Ford has hit a few speed bumps trying to turn a 120-year-old company into an electric vehicle powerhouse.
But as CEO Jim Farley pushes the auto giant to compete with the likes of Elon Musk’s Tesla and China’s BYD, he says he’s found the secret to success—and it’s surprisingly basic.
“I found out that people who buy electric vehicles just want really good shit,” Farley said at an event Wednesday “They don’t want science projects, they want really great product.”
In a conversation with Uber CEO Dara Khosrowshahi at GE’s “The Lean Mindset” event in New York, Farley recalled scrapping the initial design for the Mustang Mach-E in 2017 after he saw the project and thought it looked too much like a Toyota Prius, a design he has derided as “a joke.”
“I saw it and I was like, no,” Farley said. “We gotta lean into what we’re really good at, like Mustangs and pick-up trucks.”
The decision appears to have paid off: In August, Mustang Mach-E sales surged 61% year over year, making it the second-best-selling electric SUV in the U.S., behind only Tesla’s Model Y, according to Electrek.
However, the push to an EV future is proving to be an expensive bet.
In July, Ford predicted that its EV division, dubbed Ford Model e, would lose $4.5 billion in 2023, a 50% jump from the losses it previously forecast in March.
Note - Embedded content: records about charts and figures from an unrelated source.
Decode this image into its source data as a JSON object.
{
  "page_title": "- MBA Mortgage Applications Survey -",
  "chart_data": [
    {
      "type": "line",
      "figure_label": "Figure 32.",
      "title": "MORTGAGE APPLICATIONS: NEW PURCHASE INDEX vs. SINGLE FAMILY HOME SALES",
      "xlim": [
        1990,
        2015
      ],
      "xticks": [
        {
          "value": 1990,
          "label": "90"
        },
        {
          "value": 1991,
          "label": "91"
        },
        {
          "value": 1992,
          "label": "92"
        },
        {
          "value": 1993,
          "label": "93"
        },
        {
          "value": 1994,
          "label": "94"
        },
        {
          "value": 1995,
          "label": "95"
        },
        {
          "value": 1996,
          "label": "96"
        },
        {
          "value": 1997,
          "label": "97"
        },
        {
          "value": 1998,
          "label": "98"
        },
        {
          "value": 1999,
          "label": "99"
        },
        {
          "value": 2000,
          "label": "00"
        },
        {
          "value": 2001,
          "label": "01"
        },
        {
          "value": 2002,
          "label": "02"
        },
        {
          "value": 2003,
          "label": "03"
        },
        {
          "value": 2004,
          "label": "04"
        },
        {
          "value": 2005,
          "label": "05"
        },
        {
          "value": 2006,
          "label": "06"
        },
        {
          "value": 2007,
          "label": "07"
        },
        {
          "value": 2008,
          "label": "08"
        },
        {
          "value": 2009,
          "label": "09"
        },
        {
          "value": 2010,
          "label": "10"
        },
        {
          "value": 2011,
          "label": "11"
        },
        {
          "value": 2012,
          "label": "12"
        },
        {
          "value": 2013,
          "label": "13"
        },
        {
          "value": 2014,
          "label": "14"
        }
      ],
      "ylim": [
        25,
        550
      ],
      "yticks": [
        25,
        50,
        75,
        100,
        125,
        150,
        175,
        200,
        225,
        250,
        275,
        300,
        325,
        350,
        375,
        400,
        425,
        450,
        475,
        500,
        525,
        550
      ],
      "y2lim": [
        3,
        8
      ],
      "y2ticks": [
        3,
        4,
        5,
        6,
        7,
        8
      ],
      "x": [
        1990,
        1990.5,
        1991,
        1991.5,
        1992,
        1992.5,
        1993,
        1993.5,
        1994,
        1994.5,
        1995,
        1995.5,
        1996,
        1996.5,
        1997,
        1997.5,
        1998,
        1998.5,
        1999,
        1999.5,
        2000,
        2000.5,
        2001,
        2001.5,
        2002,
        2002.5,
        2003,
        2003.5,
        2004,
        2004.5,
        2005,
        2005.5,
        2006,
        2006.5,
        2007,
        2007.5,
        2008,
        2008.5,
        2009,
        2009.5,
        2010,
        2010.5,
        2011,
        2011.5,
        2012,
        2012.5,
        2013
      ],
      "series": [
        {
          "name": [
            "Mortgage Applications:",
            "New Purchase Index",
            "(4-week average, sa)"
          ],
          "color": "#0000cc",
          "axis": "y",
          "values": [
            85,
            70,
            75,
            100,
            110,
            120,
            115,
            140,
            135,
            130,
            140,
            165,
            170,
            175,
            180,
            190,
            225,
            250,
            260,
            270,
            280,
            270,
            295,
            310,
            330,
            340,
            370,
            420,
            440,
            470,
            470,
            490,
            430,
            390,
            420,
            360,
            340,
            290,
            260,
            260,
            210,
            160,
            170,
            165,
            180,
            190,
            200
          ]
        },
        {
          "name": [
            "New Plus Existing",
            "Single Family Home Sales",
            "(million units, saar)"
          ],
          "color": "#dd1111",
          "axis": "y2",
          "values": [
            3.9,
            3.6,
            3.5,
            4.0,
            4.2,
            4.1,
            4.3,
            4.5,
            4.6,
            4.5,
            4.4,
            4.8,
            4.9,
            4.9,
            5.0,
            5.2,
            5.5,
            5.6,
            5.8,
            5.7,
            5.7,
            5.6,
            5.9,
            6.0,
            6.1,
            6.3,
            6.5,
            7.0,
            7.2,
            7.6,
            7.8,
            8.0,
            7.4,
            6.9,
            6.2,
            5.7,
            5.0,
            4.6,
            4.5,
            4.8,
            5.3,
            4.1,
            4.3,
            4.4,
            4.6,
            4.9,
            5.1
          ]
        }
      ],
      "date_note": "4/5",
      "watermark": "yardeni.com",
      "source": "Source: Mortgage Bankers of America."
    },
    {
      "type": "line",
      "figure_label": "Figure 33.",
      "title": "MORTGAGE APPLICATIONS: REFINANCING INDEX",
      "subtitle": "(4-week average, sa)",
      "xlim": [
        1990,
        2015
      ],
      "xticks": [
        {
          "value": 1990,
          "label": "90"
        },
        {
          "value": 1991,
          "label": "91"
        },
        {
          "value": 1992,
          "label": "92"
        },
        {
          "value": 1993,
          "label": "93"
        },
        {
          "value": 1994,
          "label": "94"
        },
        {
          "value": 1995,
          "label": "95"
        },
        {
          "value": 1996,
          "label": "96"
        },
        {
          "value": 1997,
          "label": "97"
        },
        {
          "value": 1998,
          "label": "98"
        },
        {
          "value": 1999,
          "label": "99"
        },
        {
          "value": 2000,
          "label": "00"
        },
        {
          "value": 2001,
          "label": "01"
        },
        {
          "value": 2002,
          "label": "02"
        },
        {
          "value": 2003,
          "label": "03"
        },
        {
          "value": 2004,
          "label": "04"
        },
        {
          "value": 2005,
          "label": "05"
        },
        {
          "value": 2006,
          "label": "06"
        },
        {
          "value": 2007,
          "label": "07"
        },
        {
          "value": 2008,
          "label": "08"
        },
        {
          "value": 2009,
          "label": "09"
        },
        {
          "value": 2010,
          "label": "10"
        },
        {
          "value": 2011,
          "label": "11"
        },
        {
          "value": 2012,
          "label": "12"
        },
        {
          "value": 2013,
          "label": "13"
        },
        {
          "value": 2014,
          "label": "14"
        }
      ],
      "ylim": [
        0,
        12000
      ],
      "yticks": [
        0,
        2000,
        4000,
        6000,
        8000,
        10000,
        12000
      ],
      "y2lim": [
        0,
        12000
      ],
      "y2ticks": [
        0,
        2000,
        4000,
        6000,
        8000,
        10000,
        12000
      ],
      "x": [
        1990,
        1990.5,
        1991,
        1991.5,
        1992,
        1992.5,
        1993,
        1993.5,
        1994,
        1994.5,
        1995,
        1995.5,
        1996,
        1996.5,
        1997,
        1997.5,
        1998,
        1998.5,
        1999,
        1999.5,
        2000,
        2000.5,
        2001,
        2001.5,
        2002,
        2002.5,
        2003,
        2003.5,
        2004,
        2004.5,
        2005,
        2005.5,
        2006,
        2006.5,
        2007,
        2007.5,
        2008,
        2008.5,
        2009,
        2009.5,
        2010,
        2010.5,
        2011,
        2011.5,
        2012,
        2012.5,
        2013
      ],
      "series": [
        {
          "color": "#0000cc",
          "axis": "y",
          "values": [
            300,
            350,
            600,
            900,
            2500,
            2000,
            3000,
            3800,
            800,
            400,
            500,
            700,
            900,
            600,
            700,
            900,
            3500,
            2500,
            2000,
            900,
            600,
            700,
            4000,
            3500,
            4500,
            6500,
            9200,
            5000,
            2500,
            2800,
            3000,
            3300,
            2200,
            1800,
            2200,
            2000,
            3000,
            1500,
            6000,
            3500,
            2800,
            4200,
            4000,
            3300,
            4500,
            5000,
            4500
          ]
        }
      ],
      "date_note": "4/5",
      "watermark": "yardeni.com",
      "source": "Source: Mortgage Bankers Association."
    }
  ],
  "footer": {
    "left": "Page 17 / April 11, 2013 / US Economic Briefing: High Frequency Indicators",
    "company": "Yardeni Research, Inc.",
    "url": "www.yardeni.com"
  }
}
Charging the cars also isn’t easy, something Farley experienced firsthand during a recent test drive of an F-150 Lightning across Route 66.
After waiting 40 minutes for a low-speed charger to get his battery to a 40% charge, the CEO admitted in a video posted to X, formerly known as Twitter, that the “pretty challenging” process was a “really good reality check.”
Starting this spring, charging speed should improve, as Ford and GM drivers will be able to use Tesla’s Supercharger network, thanks to a new partnership announced in June.
Competing with Tesla—and itself
Farley likens Ford’s early EVs as the “first-inning products in a nine-inning game.” He says the next phase of development has required the company to lean into the principles of kaizen, the Japanese model of continuous improvement popularized by Toyota–Ford’s competitor and Farley’s former employer.
“We actually had to have a revolution on the engineering of the product for simplicity and for cost reduction,” Farley explained, recalling the company’s restructure last year.
To adapt to a changing auto landscape, Farley split the company into three units: Ford Model e, centered around an EV future; Ford Blue, centered around the internal-combustion business; and Ford Pro, the existing commercial arm.
“I don’t have the time for internal combustion engine people to learn about electric vehicles and digital embedded vehicle architecture,” Farley explained. “I had to set up almost a competing organization that has some dependency on each other.”
Farley credits the move with helping to cut costs from Ford’s manufacturing and supply chain “so that I can compete when Tesla cuts their price $20,000, which they now have.”
While the auto giant is still tweaking its lineup for the second generation of electric vehicles, Farley says the company’s changing mindset is helping it along.
“Sometimes kaizen are little improvements everyday, and sometimes kaizen means completely rewriting your entire engineering approach,” he said.